У него просто каменное сердце. Если хотите знать, повесить его было мало105. И вообще это неспра­ведливо. Несправедливо считать, что то, как он со­противлялся, делало ему честь. Это было, как и в пустыне, — Старый Пидор за работой. «Но Господь ожесточил сердце фараона»106. Да уж, за все эти годы Он ожесточил много сердец, и сердце Иуды Он тоже ожесточил.

Несмотря на все это, несмотря на нечестную борьбу, несмотря на Его мошенничество, я почти пригвоздил этого придурка к позорному столбу (про­шу прощения за каламбур), запугав Пилатом и Про­кудой.

Что написано, то написано. Несмотря на мое разо­чарование в тогдашнем правителе Иудеи, у меня на долгое время сохранился приятный высокохудожест­венный образ уравновешенной амбивалентности его печально известного вердикта. Значительность единственной паузы, ее мрачные последствия: я на­писал совсем не то, что хотел написать.
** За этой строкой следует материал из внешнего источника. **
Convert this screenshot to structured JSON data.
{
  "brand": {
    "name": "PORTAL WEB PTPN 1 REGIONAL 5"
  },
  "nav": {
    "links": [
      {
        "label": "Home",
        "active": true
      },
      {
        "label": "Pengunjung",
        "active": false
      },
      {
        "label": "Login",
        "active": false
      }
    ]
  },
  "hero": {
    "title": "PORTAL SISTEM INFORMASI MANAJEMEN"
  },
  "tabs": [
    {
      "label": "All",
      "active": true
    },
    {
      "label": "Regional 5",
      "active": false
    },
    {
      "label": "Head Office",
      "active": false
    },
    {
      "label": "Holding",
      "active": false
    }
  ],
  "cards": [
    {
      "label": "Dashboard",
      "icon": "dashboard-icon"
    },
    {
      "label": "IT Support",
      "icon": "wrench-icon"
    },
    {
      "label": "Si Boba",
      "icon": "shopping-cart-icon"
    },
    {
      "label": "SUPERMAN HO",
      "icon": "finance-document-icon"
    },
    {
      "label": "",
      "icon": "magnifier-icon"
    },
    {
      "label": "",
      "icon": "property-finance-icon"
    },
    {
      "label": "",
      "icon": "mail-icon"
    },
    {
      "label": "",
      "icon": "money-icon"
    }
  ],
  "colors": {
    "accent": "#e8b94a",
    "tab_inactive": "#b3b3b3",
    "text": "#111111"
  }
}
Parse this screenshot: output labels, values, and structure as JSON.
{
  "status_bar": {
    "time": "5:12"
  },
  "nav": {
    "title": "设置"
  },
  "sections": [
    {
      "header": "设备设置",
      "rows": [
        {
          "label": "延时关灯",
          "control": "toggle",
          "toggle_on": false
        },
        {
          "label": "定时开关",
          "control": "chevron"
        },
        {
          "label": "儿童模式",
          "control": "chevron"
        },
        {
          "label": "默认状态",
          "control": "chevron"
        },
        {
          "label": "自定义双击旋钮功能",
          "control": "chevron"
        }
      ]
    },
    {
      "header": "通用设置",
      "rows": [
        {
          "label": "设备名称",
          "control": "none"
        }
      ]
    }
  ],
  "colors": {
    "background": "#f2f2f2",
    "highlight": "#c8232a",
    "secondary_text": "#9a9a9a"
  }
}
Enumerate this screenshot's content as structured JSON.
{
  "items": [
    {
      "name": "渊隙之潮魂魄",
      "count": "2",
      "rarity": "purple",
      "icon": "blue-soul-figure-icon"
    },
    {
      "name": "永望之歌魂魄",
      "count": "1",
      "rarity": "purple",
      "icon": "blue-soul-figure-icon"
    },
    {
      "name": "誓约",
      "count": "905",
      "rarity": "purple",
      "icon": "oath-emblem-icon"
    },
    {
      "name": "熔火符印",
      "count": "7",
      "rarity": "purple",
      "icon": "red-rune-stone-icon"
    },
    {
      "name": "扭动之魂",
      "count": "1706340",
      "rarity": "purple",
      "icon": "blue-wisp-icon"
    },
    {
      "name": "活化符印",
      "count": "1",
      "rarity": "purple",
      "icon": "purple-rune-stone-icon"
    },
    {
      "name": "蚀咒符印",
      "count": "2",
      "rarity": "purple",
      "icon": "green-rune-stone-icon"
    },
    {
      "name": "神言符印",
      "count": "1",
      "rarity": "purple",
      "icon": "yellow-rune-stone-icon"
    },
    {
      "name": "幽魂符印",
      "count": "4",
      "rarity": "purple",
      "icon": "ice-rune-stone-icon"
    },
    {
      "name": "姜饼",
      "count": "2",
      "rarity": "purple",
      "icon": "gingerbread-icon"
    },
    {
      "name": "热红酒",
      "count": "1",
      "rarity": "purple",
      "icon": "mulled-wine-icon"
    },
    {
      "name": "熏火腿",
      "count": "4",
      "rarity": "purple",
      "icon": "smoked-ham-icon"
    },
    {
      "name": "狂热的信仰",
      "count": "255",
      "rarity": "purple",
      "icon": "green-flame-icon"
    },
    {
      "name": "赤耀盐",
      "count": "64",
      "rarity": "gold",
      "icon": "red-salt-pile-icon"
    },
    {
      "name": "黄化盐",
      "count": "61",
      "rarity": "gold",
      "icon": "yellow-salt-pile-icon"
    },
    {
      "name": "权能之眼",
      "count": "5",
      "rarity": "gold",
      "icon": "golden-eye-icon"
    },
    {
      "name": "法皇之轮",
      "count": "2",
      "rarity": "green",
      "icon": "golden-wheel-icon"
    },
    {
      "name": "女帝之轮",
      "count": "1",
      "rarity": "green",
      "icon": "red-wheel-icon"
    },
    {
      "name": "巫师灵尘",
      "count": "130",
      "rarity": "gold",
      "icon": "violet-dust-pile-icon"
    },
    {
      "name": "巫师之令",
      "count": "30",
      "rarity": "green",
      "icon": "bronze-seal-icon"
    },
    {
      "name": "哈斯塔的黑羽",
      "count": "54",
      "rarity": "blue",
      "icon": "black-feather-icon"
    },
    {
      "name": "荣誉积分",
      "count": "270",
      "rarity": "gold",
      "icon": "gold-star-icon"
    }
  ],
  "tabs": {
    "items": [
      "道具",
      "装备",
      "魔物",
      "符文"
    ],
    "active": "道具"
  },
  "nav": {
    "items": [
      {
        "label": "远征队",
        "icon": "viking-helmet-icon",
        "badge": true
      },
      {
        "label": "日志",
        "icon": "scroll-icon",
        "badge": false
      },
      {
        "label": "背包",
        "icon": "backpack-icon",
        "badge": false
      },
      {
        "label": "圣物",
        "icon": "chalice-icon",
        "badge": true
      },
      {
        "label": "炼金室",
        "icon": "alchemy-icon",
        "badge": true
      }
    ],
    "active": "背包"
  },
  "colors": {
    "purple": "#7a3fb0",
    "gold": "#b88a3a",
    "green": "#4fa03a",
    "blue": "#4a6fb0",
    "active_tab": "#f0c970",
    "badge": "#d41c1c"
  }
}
Меня будут судить по тому, что я написал. Кажется, то, что я на­писал, появилось на бумаге само по себе. Я не должен был писать того, что написал... Quad scripsi, scripsi107. Тавтология моего вывода со всей его gravitas108 и иди­отизмом. Он написал это ближе к обеду после утра, протяженность которого не измеряется часами. Им воспользовались силы, неподвластные ему, они изму­чили его и оставили, как лихорадка или грипп. Он едва держался на ногах, его бросало то в жар, то в холод, будто все тело окутало дождевое облако, кото­рое затем рассеялось, подставив плоть под горячие солнечные лучи. Кровь пульсировала у него в ушах, периодически наступала глухота, когда он слышал только биение своего сердца, перед его глазами сто­ял узкий туннель, в конце которого парили светящи­еся духи. Я не отдал его без боя, могу вас заверить.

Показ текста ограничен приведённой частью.